Hacía tiempo que Daniel no la veía y se preguntaba dónde habría ido.
El bibliotecario asintió de modo casi imperceptible. No quería hablar de ello.
-Gracias una vez más por su ayuda -dijo Daniel-. Devolveré los libros en cuanto los haya leído.
-Puede quedárselos el tiempo que necesite -dijo el bibliotecario-. Iré a su casa en caso de que alguien los pidiera. Usted vive en una de las cabañas, ¿no es así?
Daniel masculló algo que podía significar tanto sí como no.
-Tengo que saber dónde viven mis amigos -dijo el bibliotecario sonriendo-. Me refiero a esos -dijo señalando los libros que llevaba Daniel bajo el brazo.
Esa noche, Daniel soñó con los ángeles blancos del padre Dennis que volaban sobre Himmelstal. Estaba entre ellos y era tan leve y libre como ellos. El valle estaba debajo de él, verde y fresco, con el río sinuoso y el pequeño pueblo. Las campanas de la iglesia sonaban y sus sonidos parecían más frágiles y claros en el aire.

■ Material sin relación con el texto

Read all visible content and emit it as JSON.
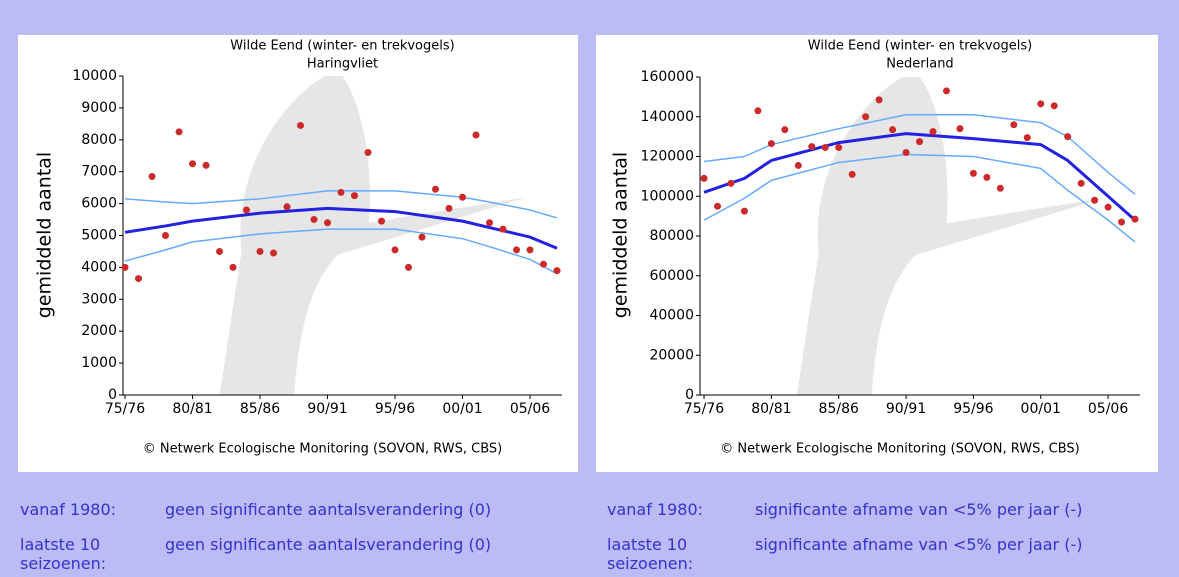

Entonces notó de repente que los ángeles ya no eran blancos, sino oscuros. Se habían transformado en grandes aves de rapiña que daban vueltas y vueltas en círculo mientras miraban al fondo del valle. En vez de agua corría pus amarilla y lenta y las aves rapaces no buscaban ratones o pajarillos, sino los enormes gusanos blancos que reptaban por la hierba.
«Claro, así era, naturalmente», pensó Daniel en sueños. Se sintió extrañamente tranquilo, como si eso tan desagradable que veía no le molestara, sino que, por el contrario, confirmara a sus sospechas.
Y las campanas frágiles no eran las de la iglesia, ¿cómo podía haberlo pensado?, sino que procedían de los cascabeles que llevaban las aves atadas con correas de cuero alrededor de sus patas.
En ese mismo momento entendió algo más y ese descubrimiento fue tan fuerte que lo expulsó del sueño.
Encendió la lámpara de su pequeño dormitorio, cogió el teléfono que estaba en el estante de la pared y le escribió un mensaje de texto a Corinne.